Keya Paha County's 2.6/10 score (Low risk) reflects a rural Nebraska eviction laws market governed exclusively by state statute, with no rent-cap, just-cause, or source-of-income protections layered on top. The 7-day notice for nonpayment and 14-day cure period for lease violations are the operative triggers landlords need to track; the 30-day no-cause notice applies to month-to-month tenancies. With only two tracked communities and a combined rental population well under 100 units, individual landlord-tenant relationships here carry outsized weight - a single contested case shapes the county's court experience in a way it never would in a larger jurisdiction.

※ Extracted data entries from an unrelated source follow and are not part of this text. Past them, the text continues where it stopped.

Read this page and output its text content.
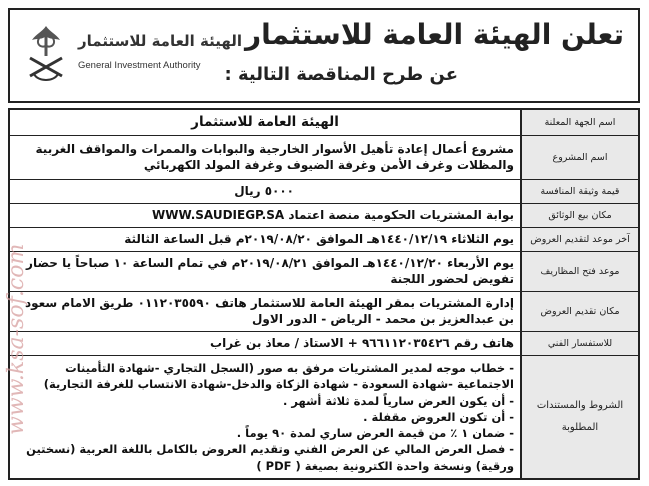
تعلن الهيئة العامة للاستثمار
عن طرح المناقصة التالية :
الهيئة العامة للاستثمار
General Investment Authority
اسم الجهة المعلنة
الهيئة العامة للاستثمار
اسم المشروع
مشروع أعمال إعادة تأهيل الأسوار الخارجية والبوابات والممرات والمواقف الغربية والمظلات وغرف الأمن وغرفة الضيوف وغرفة المولد الكهربائي
قيمة وثيقة المنافسة
٥٠٠٠ ريال
مكان بيع الوثائق
بوابة المشتريات الحكومية منصة اعتماد WWW.SAUDIEGP.SA
آخر موعد لتقديم العروض
يوم الثلاثاء ١٤٤٠/١٢/١٩هـ الموافق ٢٠١٩/٠٨/٢٠م قبل الساعة الثالثة
موعد فتح المظاريف
يوم الأربعاء ١٤٤٠/١٢/٢٠هـ الموافق ٢٠١٩/٠٨/٢١م في تمام الساعة ١٠ صباحاً يا حضار تفويض لحضور اللجنة
مكان تقديم العروض
إدارة المشتريات بمقر الهيئة العامة للاستثمار هاتف ٠١١٢٠٣٥٥٩٠ طريق الامام سعود بن عبدالعزيز بن محمد - الرياض - الدور الاول
للاستفسار الفني
هاتف رقم ٩٦٦١١٢٠٣٥٤٢٦ + الاستاذ / معاذ بن غراب
الشروط والمستندات المطلوبة
- خطاب موجه لمدير المشتريات مرفق به صور (السجل التجاري -شهادة التأمينات الاجتماعية -شهادة السعودة - شهادة الزكاة والدخل-شهادة الانتساب للغرفة التجارية)
- أن يكون العرض سارياً لمدة ثلاثة أشهر .
- أن تكون العروض مقفلة .
- ضمان ١ ٪ من قيمة العرض ساري لمدة ٩٠ يوماً .
- فصل العرض المالي عن العرض الفني وتقديم العروض بالكامل باللغة العربية (نسختين ورقية) ونسخة واحدة الكترونية بصيغة ( PDF )
www.ksa-sof.com
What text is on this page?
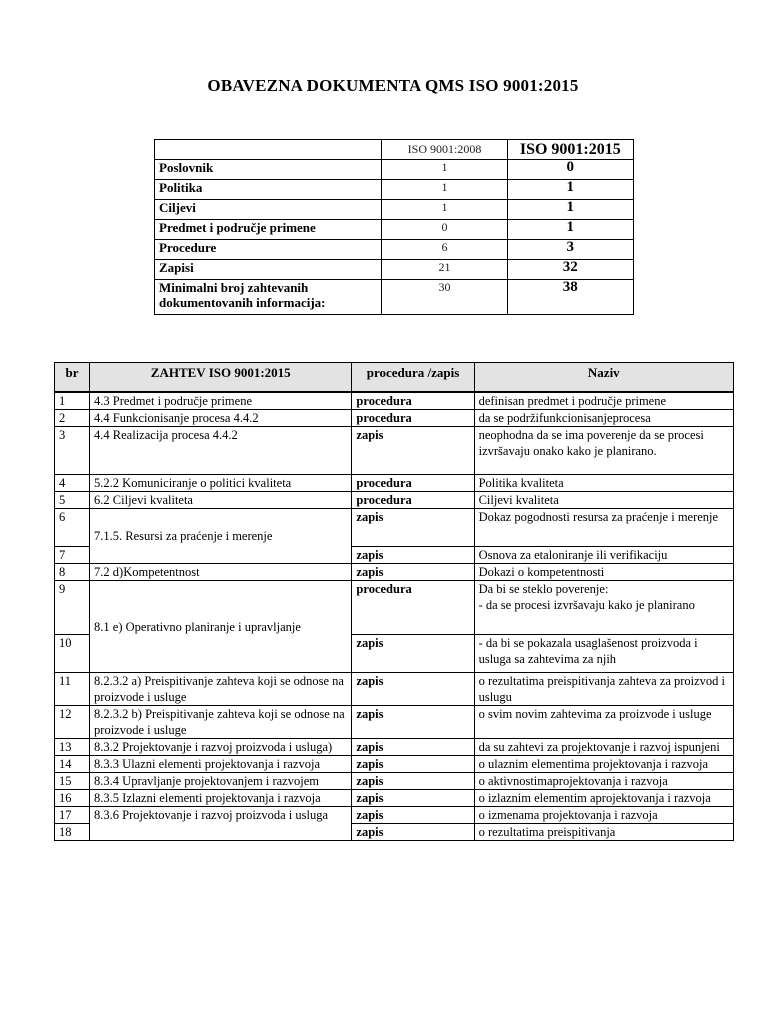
OBAVEZNA DOKUMENTA QMS ISO 9001:2015
	ISO 9001:2008	ISO 9001:2015
Poslovnik	1	0
Politika	1	1
Ciljevi	1	1
Predmet i područje primene	0	1
Procedure	6	3
Zapisi	21	32
Minimalni broj zahtevanih dokumentovanih informacija:	30	38
br	ZAHTEV ISO 9001:2015	procedura /zapis	Naziv
1	4.3 Predmet i područje primene	procedura	definisan predmet i područje primene
2	4.4 Funkcionisanje procesa 4.4.2	procedura	da se podržifunkcionisanjeprocesa
3	4.4 Realizacija procesa 4.4.2	zapis	neophodna da se ima poverenje da se procesi izvršavaju onako kako je planirano.
4	5.2.2 Komuniciranje o politici kvaliteta	procedura	Politika kvaliteta
5	6.2 Ciljevi kvaliteta	procedura	Ciljevi kvaliteta
6	7.1.5. Resursi za praćenje i merenje	zapis	Dokaz pogodnosti resursa za praćenje i merenje
7		zapis	Osnova za etaloniranje ili verifikaciju
8	7.2 d)Kompetentnost	zapis	Dokazi o kompetentnosti
9	8.1 e) Operativno planiranje i upravljanje	procedura	Da bi se steklo poverenje:
- da se procesi izvršavaju kako je planirano
10		zapis	- da bi se pokazala usaglašenost proizvoda i usluga sa zahtevima za njih
11	8.2.3.2 a) Preispitivanje zahteva koji se odnose na proizvode i usluge	zapis	o rezultatima preispitivanja zahteva za proizvod i uslugu
12	8.2.3.2 b) Preispitivanje zahteva koji se odnose na proizvode i usluge	zapis	o svim novim zahtevima za proizvode i usluge
13	8.3.2 Projektovanje i razvoj proizvoda i usluga)	zapis	da su zahtevi za projektovanje i razvoj ispunjeni
14	8.3.3 Ulazni elementi projektovanja i razvoja	zapis	o ulaznim elementima projektovanja i razvoja
15	8.3.4 Upravljanje projektovanjem i razvojem	zapis	o aktivnostimaprojektovanja i razvoja
16	8.3.5 Izlazni elementi projektovanja i razvoja	zapis	o izlaznim elementim aprojektovanja i razvoja
17	8.3.6 Projektovanje i razvoj proizvoda i usluga	zapis	o izmenama projektovanja i razvoja
18		zapis	o rezultatima preispitivanja
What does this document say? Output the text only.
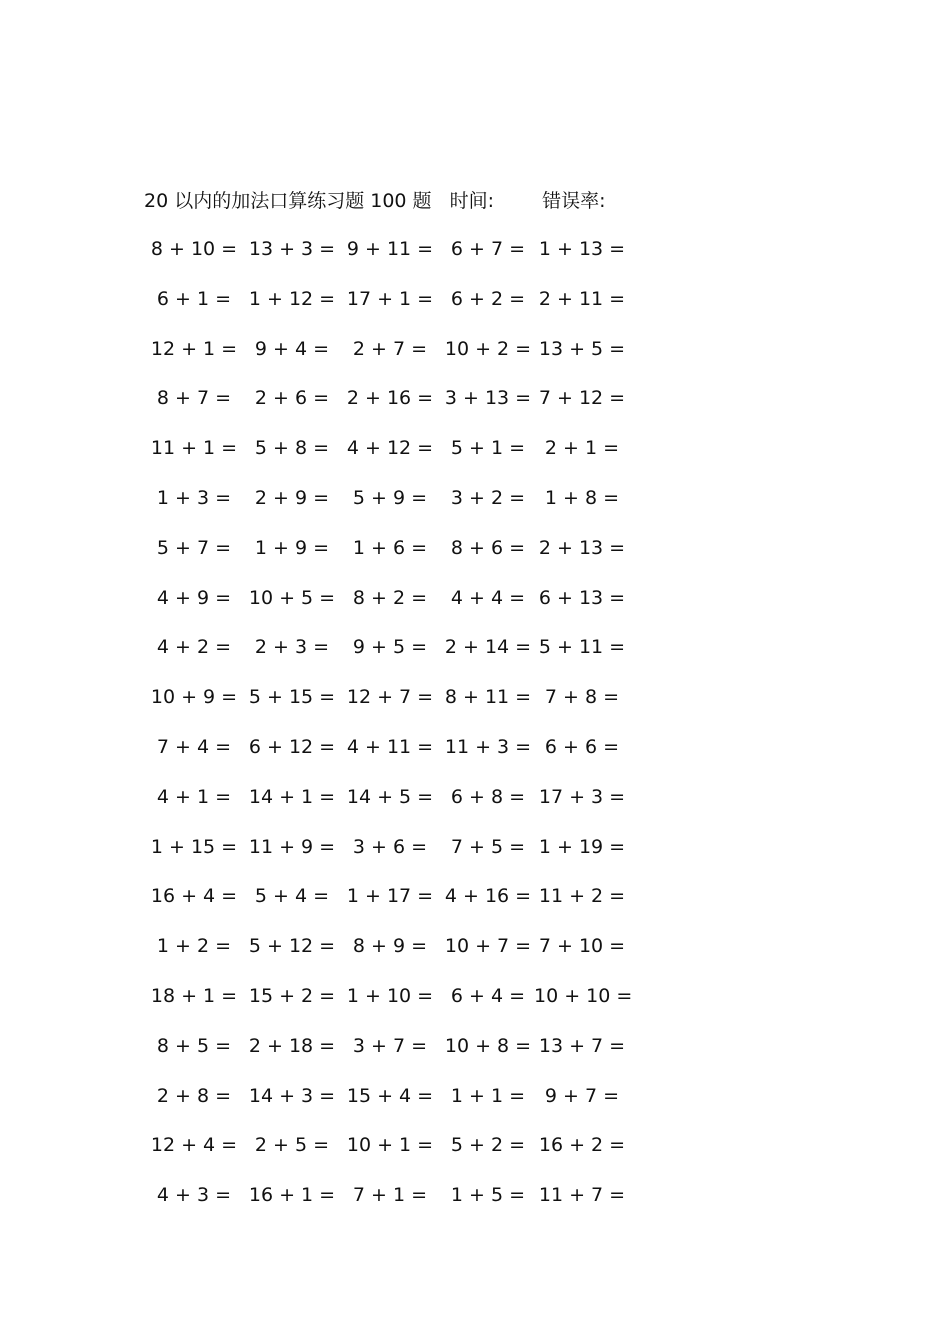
20 以内的加法口算练习题 100 题 时间:	错误率:
8 + 10 = 13 + 3 = 9 + 11 = 6 + 7 = 1 + 13 =
6 + 1 = 1 + 12 = 17 + 1 = 6 + 2 = 2 + 11 =
12 + 1 = 9 + 4 =	2 + 7 = 10 + 2 = 13 + 5 =
8 + 7 =	2 + 6 = 2 + 16 = 3 + 13 = 7 + 12 =
11 + 1 = 5 + 8 = 4 + 12 = 5 + 1 =	2 + 1 =
1 + 3 =	2 + 9 =	5 + 9 =	3 + 2 =	1 + 8 =
5 + 7 =	1 + 9 =	1 + 6 =	8 + 6 = 2 + 13 =
4 + 9 = 10 + 5 = 8 + 2 =	4 + 4 = 6 + 13 =
4 + 2 =	2 + 3 =	9 + 5 = 2 + 14 = 5 + 11 =
10 + 9 = 5 + 15 = 12 + 7 = 8 + 11 = 7 + 8 =
7 + 4 = 6 + 12 = 4 + 11 = 11 + 3 = 6 + 6 =
4 + 1 = 14 + 1 = 14 + 5 = 6 + 8 = 17 + 3 =
1 + 15 = 11 + 9 = 3 + 6 =	7 + 5 = 1 + 19 =
16 + 4 = 5 + 4 = 1 + 17 = 4 + 16 = 11 + 2 =
1 + 2 = 5 + 12 = 8 + 9 = 10 + 7 = 7 + 10 =
18 + 1 = 15 + 2 = 1 + 10 = 6 + 4 = 10 + 10 =
8 + 5 = 2 + 18 = 3 + 7 = 10 + 8 = 13 + 7 =
2 + 8 = 14 + 3 = 15 + 4 = 1 + 1 =	9 + 7 =
12 + 4 = 2 + 5 = 10 + 1 = 5 + 2 = 16 + 2 =
4 + 3 = 16 + 1 = 7 + 1 =	1 + 5 = 11 + 7 =
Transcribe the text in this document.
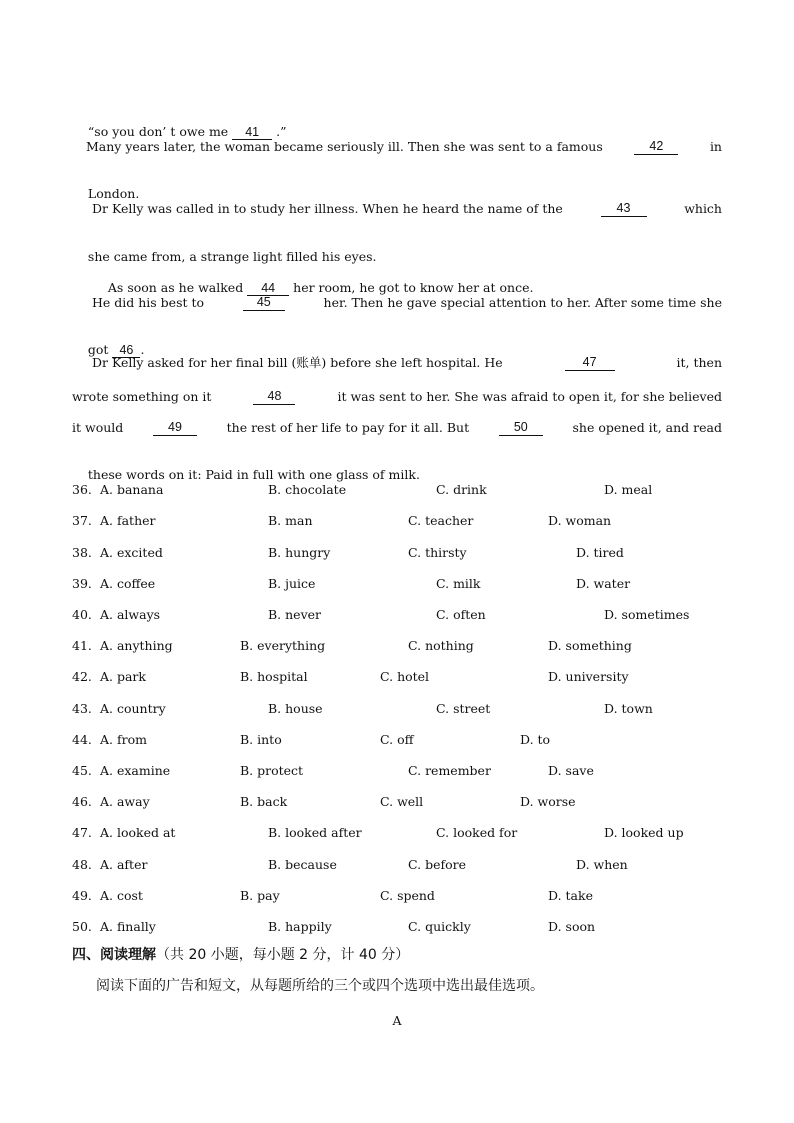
“so you don’ t owe me 41 .”

Many years later, the woman became seriously ill. Then she was sent to a famous	42	in

London.

Dr Kelly was called in to study her illness. When he heard the name of the	43	which

she came from, a strange light filled his eyes.

As soon as he walked 44 her room, he got to know her at once.

He did his best to	45	her. Then he gave special attention to her. After some time she

got 46 .

Dr Kelly asked for her final bill (账单) before she left hospital. He	47	it, then
wrote something on it	48	it was sent to her. She was afraid to open it, for she believed
it would	49	the rest of her life to pay for it all. But	50	she opened it, and read

these words on it: Paid in full with one glass of milk.

36. A. banana	B. chocolate	C. drink	D. meal
37. A. father	B. man	C. teacher	D. woman
38. A. excited	B. hungry	C. thirsty	D. tired
39. A. coffee	B. juice	C. milk	D. water
40. A. always	B. never	C. often	D. sometimes
41. A. anything	B. everything	C. nothing	D. something
42. A. park	B. hospital	C. hotel	D. university
43. A. country	B. house	C. street	D. town
44. A. from	B. into	C. off	D. to
45. A. examine	B. protect	C. remember	D. save
46. A. away	B. back	C. well	D. worse
47. A. looked at	B. looked after	C. looked for	D. looked up
48. A. after	B. because	C. before	D. when
49. A. cost	B. pay	C. spend	D. take
50. A. finally	B. happily	C. quickly	D. soon
四、阅读理解（共 20 小题，每小题 2 分，计 40 分）
阅读下面的广告和短文，从每题所给的三个或四个选项中选出最佳选项。
A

Historical eviction filings in Keya Paha County
From 2000 to 2016, eviction filings in Keya Paha County increased. The peak was 1 filings in 2010.1
- 02000
- 1Peak (2010)
- 02016
Data covers 2000–2018, the full span of the Princeton Eviction Lab's national county court-records dataset.
How Keya Paha County compares
At 2.6/10, Keya Paha County comes in below the Nebraska statewide average of 2.9/10, confirming its standing as a lower-risk environment for residential landlords. Neighboring Sand Hills counties - Thomas, Blaine, Rock, Arthur, and Garfield - all occupy a similarly low part of the state risk distribution, and none carry the local-ordinance overlay that pushes eastern Nebraska's urban counties higher up the scale. Douglas County (Omaha) and Lancaster County (Lincoln) sit well above the statewide average; Keya Paha sits well below both. Within the county, the spread between its two tracked communities is minimal - 2.6 to 2.7 - leaving little meaningful differentiation between Springview and Burton from a landlord-risk standpoint.